According to the latest data from the Export Promotion Bureau (EPB) released on January 4, 2026, December exports were down from $4.63 billion in December 2024, reflecting weak demand in key markets such as the United States and increased competition in Europe from China and India.
Overall export earnings for the first half of the fiscal year (July–December) fell 2.19%, totaling just under $24 billion, further deepening concerns about the country's export performance.
The apparel sector saw a sharp contraction, with exports totaling $3.23 billion in December, down from $3.77 billion a year earlier. While garment exports improved slightly compared to November, both knitwear and woven garment exports experienced declines. Small and medium-sized factories were particularly affected, as a steep fall in orders continues to pressure margins and production capacity.
BGMEA President Mahmud Hasan Babu attributed the slump to several factors, including reduced demand in the US market due to reciprocal tariffs imposed under the Trump administration. At the same time, China and India have ramped up their marketing efforts in the European market, increasing competition for Bangladesh’s export orders.

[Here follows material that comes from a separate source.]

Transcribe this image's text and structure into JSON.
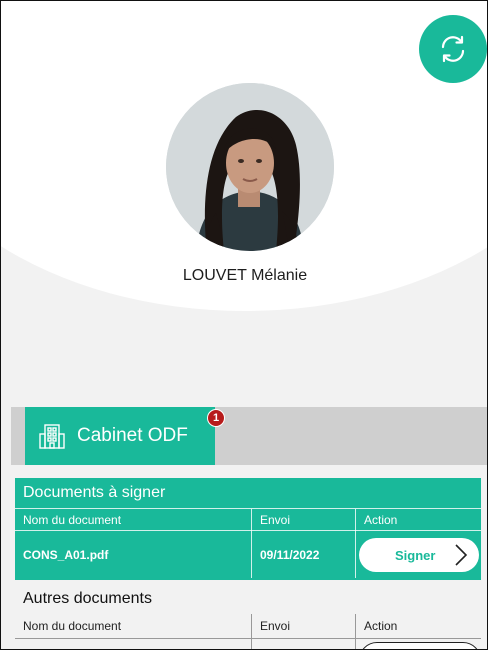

“The decline in demand in the US market, partly due to tariffs, has impacted our exports. Meanwhile, China and India are aggressively marketing in Europe, lowering their prices to secure orders,” Babu said. He called on the government to support businesses by providing incentives and reducing costs to improve Bangladesh’s export competitiveness.
In addition to apparel, other key export sectors also struggled. While frozen product exports rose by 3.72% over the past six months, December’s frozen product shipments fell by 21.20% year-on-year. Similarly, agricultural exports dropped by 10.30% in the first half of the year, with a 27.56% fall in December alone.
However, exports of leather goods and jute products saw some growth, with leather exports rising by 5.55% during the July–December period compared to the previous fiscal year. Engineering products such as bicycles, copper wire, and stainless steel also showed growth, though exports of plastics, footwear, and specialized textiles continued to decline.
The US’s additional 20% tariff on Bangladeshi goods has compounded the challenges, raising the total duties to 35%. This, along with lower duties for China and India, has led to aggressive pricing by these countries in the European market, further hurting Bangladesh’s competitiveness.
CPD Executive Director Fahmida Khatun warned of the broader economic impact, saying, “If export earnings continue to fall, it will create an imbalance in the balance of payments, leading to a drawdown of foreign exchange reserves to cover imports and service external debt, which is not sustainable.”
To counteract the downturn, experts suggest Bangladesh focus on diversifying its markets and products. BKMEA President Mohammad Hatem added that the global market disruption caused by new tariff rates has severely affected Bangladesh’s exports, particularly to the US. “With China and India focusing on Europe, we are losing out on orders for similar products,” he said.